Prozess

Mann soll Nachbarn aus Wut in die Tiefe gestoßen haben

Drei Tage lag ein Berliner nach einem Sturz aus einem Mietshaus im künstlichen Koma. Ein Nachbar soll ihn nach einem Streit in die Tiefe geworfen haben. Jetzt begann der Prozess.

Ein Mieter, der einen Nachbarn die Tiefe gestoßen haben soll, hat den Vorwurf des versuchten Totschlags bestritten. Der 49-Jährige sagte am Donnerstag vor dem Berliner Landgericht: „Ich wollte auf keinen Fall töten.“ Er habe nur einen Angriff des Mannes abwehren wollen.

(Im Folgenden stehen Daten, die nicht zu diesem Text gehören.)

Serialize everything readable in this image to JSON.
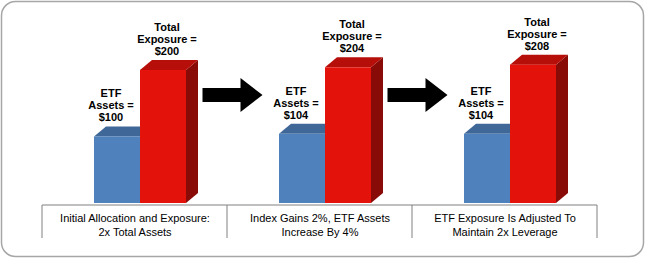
{
  "chart_data": {
    "type": "bar",
    "categories": [
      "Initial Allocation and Exposure: 2x Total Assets",
      "Index Gains 2%, ETF Assets Increase By 4%",
      "ETF Exposure Is Adjusted To Maintain 2x Leverage"
    ],
    "series": [
      {
        "color": "#4f81bd",
        "values": [
          100,
          104,
          104
        ],
        "value_labels": [
          "ETF Assets = $100",
          "ETF Assets = $104",
          "ETF Assets = $104"
        ]
      },
      {
        "color": "#e3120b",
        "values": [
          200,
          204,
          208
        ],
        "value_labels": [
          "Total Exposure = $200",
          "Total Exposure = $204",
          "Total Exposure = $208"
        ]
      }
    ],
    "ylim": [
      0,
      230
    ],
    "tick_labels": false,
    "data_labels": true
  }
}
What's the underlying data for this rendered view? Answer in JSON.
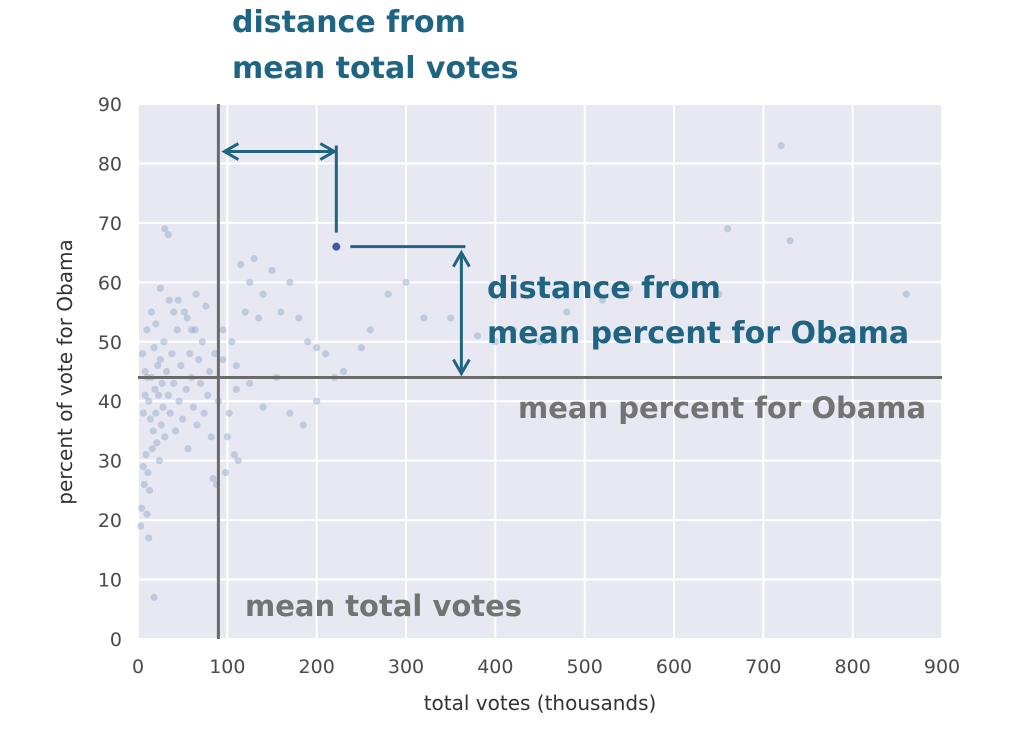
{
  "chart_data": {
    "type": "scatter",
    "xlabel": "total votes (thousands)",
    "ylabel": "percent of vote for Obama",
    "xlim": [
      0,
      900
    ],
    "ylim": [
      0,
      90
    ],
    "xticks": [
      "0",
      "100",
      "200",
      "300",
      "400",
      "500",
      "600",
      "700",
      "800",
      "900"
    ],
    "yticks": [
      "0",
      "10",
      "20",
      "30",
      "40",
      "50",
      "60",
      "70",
      "80",
      "90"
    ],
    "grid": true,
    "mean_total_votes": 90,
    "mean_percent_obama": 44,
    "highlight_point": {
      "x": 222,
      "y": 66
    },
    "points": [
      [
        5,
        48
      ],
      [
        8,
        45
      ],
      [
        10,
        52
      ],
      [
        12,
        40
      ],
      [
        14,
        37
      ],
      [
        15,
        44
      ],
      [
        17,
        35
      ],
      [
        18,
        49
      ],
      [
        19,
        42
      ],
      [
        20,
        38
      ],
      [
        21,
        33
      ],
      [
        22,
        46
      ],
      [
        23,
        41
      ],
      [
        24,
        30
      ],
      [
        25,
        47
      ],
      [
        26,
        36
      ],
      [
        27,
        43
      ],
      [
        28,
        39
      ],
      [
        29,
        50
      ],
      [
        30,
        34
      ],
      [
        6,
        29
      ],
      [
        7,
        26
      ],
      [
        9,
        31
      ],
      [
        11,
        28
      ],
      [
        13,
        25
      ],
      [
        16,
        32
      ],
      [
        4,
        22
      ],
      [
        3,
        19
      ],
      [
        10,
        21
      ],
      [
        12,
        17
      ],
      [
        32,
        45
      ],
      [
        34,
        41
      ],
      [
        36,
        38
      ],
      [
        38,
        48
      ],
      [
        40,
        43
      ],
      [
        42,
        35
      ],
      [
        44,
        52
      ],
      [
        46,
        40
      ],
      [
        48,
        46
      ],
      [
        50,
        37
      ],
      [
        52,
        55
      ],
      [
        54,
        42
      ],
      [
        56,
        32
      ],
      [
        58,
        48
      ],
      [
        60,
        44
      ],
      [
        62,
        39
      ],
      [
        64,
        52
      ],
      [
        66,
        36
      ],
      [
        68,
        47
      ],
      [
        70,
        43
      ],
      [
        72,
        50
      ],
      [
        74,
        38
      ],
      [
        76,
        56
      ],
      [
        78,
        41
      ],
      [
        80,
        45
      ],
      [
        82,
        34
      ],
      [
        84,
        27
      ],
      [
        86,
        48
      ],
      [
        88,
        26
      ],
      [
        90,
        40
      ],
      [
        35,
        57
      ],
      [
        45,
        57
      ],
      [
        55,
        54
      ],
      [
        65,
        58
      ],
      [
        30,
        69
      ],
      [
        34,
        68
      ],
      [
        18,
        7
      ],
      [
        95,
        52
      ],
      [
        98,
        28
      ],
      [
        100,
        34
      ],
      [
        105,
        50
      ],
      [
        110,
        42
      ],
      [
        115,
        63
      ],
      [
        120,
        55
      ],
      [
        125,
        60
      ],
      [
        130,
        64
      ],
      [
        135,
        54
      ],
      [
        140,
        58
      ],
      [
        150,
        62
      ],
      [
        160,
        55
      ],
      [
        170,
        60
      ],
      [
        180,
        54
      ],
      [
        190,
        50
      ],
      [
        200,
        49
      ],
      [
        210,
        48
      ],
      [
        220,
        44
      ],
      [
        230,
        45
      ],
      [
        250,
        49
      ],
      [
        260,
        52
      ],
      [
        280,
        58
      ],
      [
        300,
        60
      ],
      [
        320,
        54
      ],
      [
        350,
        54
      ],
      [
        380,
        51
      ],
      [
        400,
        50
      ],
      [
        420,
        52
      ],
      [
        450,
        50
      ],
      [
        480,
        55
      ],
      [
        520,
        57
      ],
      [
        550,
        59
      ],
      [
        600,
        60
      ],
      [
        650,
        58
      ],
      [
        660,
        69
      ],
      [
        720,
        83
      ],
      [
        730,
        67
      ],
      [
        860,
        58
      ],
      [
        110,
        46
      ],
      [
        125,
        43
      ],
      [
        140,
        39
      ],
      [
        155,
        44
      ],
      [
        170,
        38
      ],
      [
        185,
        36
      ],
      [
        200,
        40
      ],
      [
        95,
        47
      ],
      [
        102,
        38
      ],
      [
        108,
        31
      ],
      [
        112,
        30
      ],
      [
        25,
        59
      ],
      [
        15,
        55
      ],
      [
        20,
        53
      ],
      [
        40,
        55
      ],
      [
        60,
        52
      ],
      [
        10,
        44
      ],
      [
        8,
        41
      ],
      [
        6,
        38
      ]
    ]
  },
  "annotations": {
    "dist_total_line1": "distance from",
    "dist_total_line2": "mean total votes",
    "dist_percent_line1": "distance from",
    "dist_percent_line2": "mean percent for Obama",
    "mean_percent_label": "mean percent for Obama",
    "mean_total_label": "mean total votes"
  },
  "colors": {
    "plot_bg": "#e8e8f2",
    "grid": "#ffffff",
    "points": "#8da6c8",
    "highlight": "#3c5aa6",
    "mean_line": "#6a6a6a",
    "annotation_blue": "#1f6583",
    "annotation_gray": "#737373"
  }
}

Der 39-jährige Mitmieter stürzte fünf Meter in die Tiefe eines Wohnhauses in Berlin-Gesundbrunnen. Er lag drei Tage mit Verletzungen der Lunge und Leber sowie Rippenbrüchen im künstlichen Koma. Notärzte retteten das Leben des Tischlers. Der Mann hat sich von dem Sturz erholt, kann seinen Job aber nicht mehr ausüben.

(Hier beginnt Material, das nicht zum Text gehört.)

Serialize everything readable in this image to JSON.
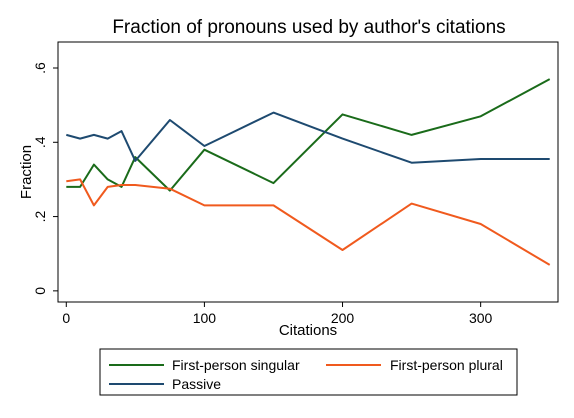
{
  "chart_data": {
    "type": "line",
    "title": "Fraction of pronouns used by author's citations",
    "xlabel": "Citations",
    "ylabel": "Fraction",
    "xlim": [
      -6,
      356
    ],
    "ylim": [
      -0.03,
      0.67
    ],
    "xticks": [
      0,
      100,
      200,
      300
    ],
    "xtick_labels": [
      "0",
      "100",
      "200",
      "300"
    ],
    "yticks": [
      0,
      0.2,
      0.4,
      0.6
    ],
    "ytick_labels": [
      "0",
      ".2",
      ".4",
      ".6"
    ],
    "grid": false,
    "legend_position": "bottom",
    "series": [
      {
        "name": "First-person singular",
        "color": "#1a6b1a",
        "x": [
          0,
          10,
          20,
          30,
          40,
          50,
          75,
          100,
          150,
          200,
          250,
          300,
          350
        ],
        "y": [
          0.28,
          0.28,
          0.34,
          0.3,
          0.28,
          0.36,
          0.27,
          0.38,
          0.29,
          0.475,
          0.42,
          0.47,
          0.57
        ]
      },
      {
        "name": "First-person plural",
        "color": "#f05a1e",
        "x": [
          0,
          10,
          20,
          30,
          40,
          50,
          75,
          100,
          150,
          200,
          250,
          300,
          350
        ],
        "y": [
          0.295,
          0.3,
          0.23,
          0.28,
          0.285,
          0.285,
          0.275,
          0.23,
          0.23,
          0.11,
          0.235,
          0.18,
          0.07
        ]
      },
      {
        "name": "Passive",
        "color": "#1e4a70",
        "x": [
          0,
          10,
          20,
          30,
          40,
          50,
          75,
          100,
          150,
          200,
          250,
          300,
          350
        ],
        "y": [
          0.42,
          0.41,
          0.42,
          0.41,
          0.43,
          0.35,
          0.46,
          0.39,
          0.48,
          0.41,
          0.345,
          0.355,
          0.355
        ]
      }
    ]
  }
}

Lärm und knallende Türen ließen Streit eskalieren

Die Männer hatten sich immer wieder gegenseitig Lärmbelästigungen vorgeworfen. Vor allem knallende Türen waren ein Ärgernis. Am 1. Oktober 2012 kam es wieder zum Zwist. Der Angeklagte habe herumgeschrien, erinnerte sich der schmächtige Mann vor Gericht. „Er zog mich an den Hosenaufschlägen hoch, dann kam ein Aufschlag und der Blackout“, sagte der Zeuge zu dem Fall in die Tiefe.

Nach der Version des Angeklagten sei der Nachbar aggressiv auf ihn zugekommen. Er habe ihn weggeschubst, und im folgenden Gerangel müsse der Mann das Gleichgewicht verloren haben. „Ich weiß nicht, wie er fiel“ sagte der 49-Jährige und bedauerte den Sturz. Er wolle sich entschuldigen.